Mind the gap: the effectiveness of incentives to boost retirement saving in Europe

Axel Börsch-Supan

The extent of private retirement saving varies a great deal across Europe. This variation reflects, among other factors, the differences in public pension systems, taxation and capital market regulations. This paper exploits this variation to study the effectiveness of the various incentives to boost retirement saving. While we find a strong correlation between the generosity of pay-as-you-go pensions and retirement saving, there is no straight correlation between the volume of retirement saving and the extent to which it is tax-favoured. The paper also uses the recent reforms in Germany as “experiments” that shed light on which incentives might work and which might fail. We describe the introduction of the tax-favoured “Riester pension plans” in 2001 and the 2004 tax reform, which introduces deferred taxation. In spite of a deep subsidy and a generous tax treatment, Riester pension plans have not found much attraction, while whole life insurance is still widespread in spite of reduced tax favours. We conclude that boosting retirement saving requires more than simply tax relief.

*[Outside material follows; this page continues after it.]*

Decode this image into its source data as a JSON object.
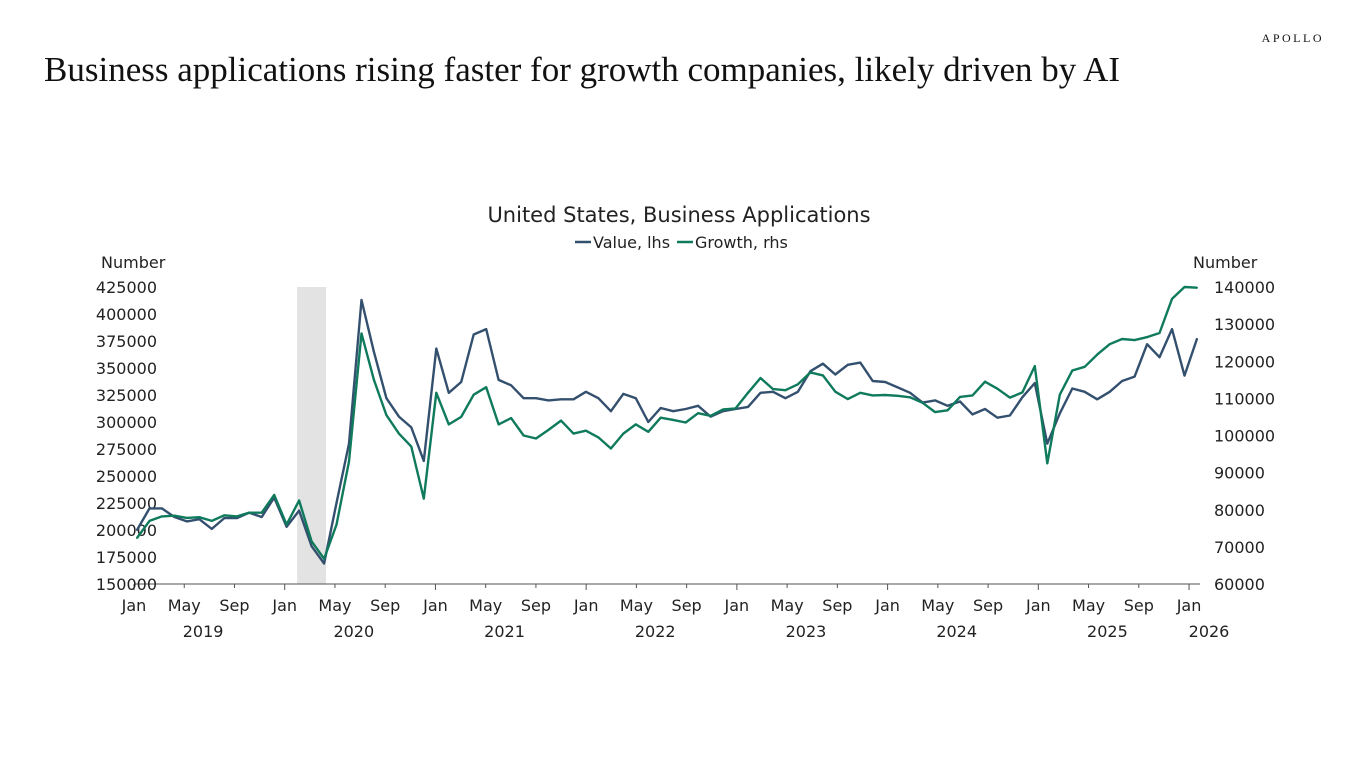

Effectiveness of tax incentives to boost (retirement) saving: theoretical motivation and empirical evidence

Orazio P. Attanasio, James Banks and Matthew Wakefield

The adequacy of household saving for retirement has become a policy issue all around the world. The UK and US have been in the vanguard of those countries that have tried to encourage retirement saving by providing tax-favoured treatment for particular savings accounts. We consider empirical evidence from these two countries regarding the extent to which funds in some specific tax advantaged accounts (IRAs in the US, TESSAs and ISAs in the UK) represent new savings. Our best interpretation of this evidence is that: only relatively small fractions of these funds can be considered to be “new” saving and so these policies have been an expensive means of encouraging saving; there has been some deadweight loss from the policies associated with “reshuffling” of existing savings. Continuing improvements in data on individual financial behaviour create scope for future empirical analysis of incentives to save, both within the standard economic framework that we explain and exploit, and by considering extensions to and adaptations of it.

Pension savings and government finance in the Netherlands

Casper van Ewijk

The large accumulated savings in funded pension schemes contribute significantly to the sustainability of government finance in the Netherlands. The implicit tax claim on pension wealth balances current public debt, and the expected rise in tax revenues from pension income compensates for more than half of the future burden of population ageing. The positive contribution of – past – pension savings to government finance does not necessarily imply that also future pension savings have a favourable impact on government finance. On the contrary, applying a general equilibrium OLG model for the Netherlands we find considerable positive effects of a downsizing of mandatory pensions on the government budget. The impact on the economy is ambiguous, however, and depends on which generations bear the burden of this pension reform.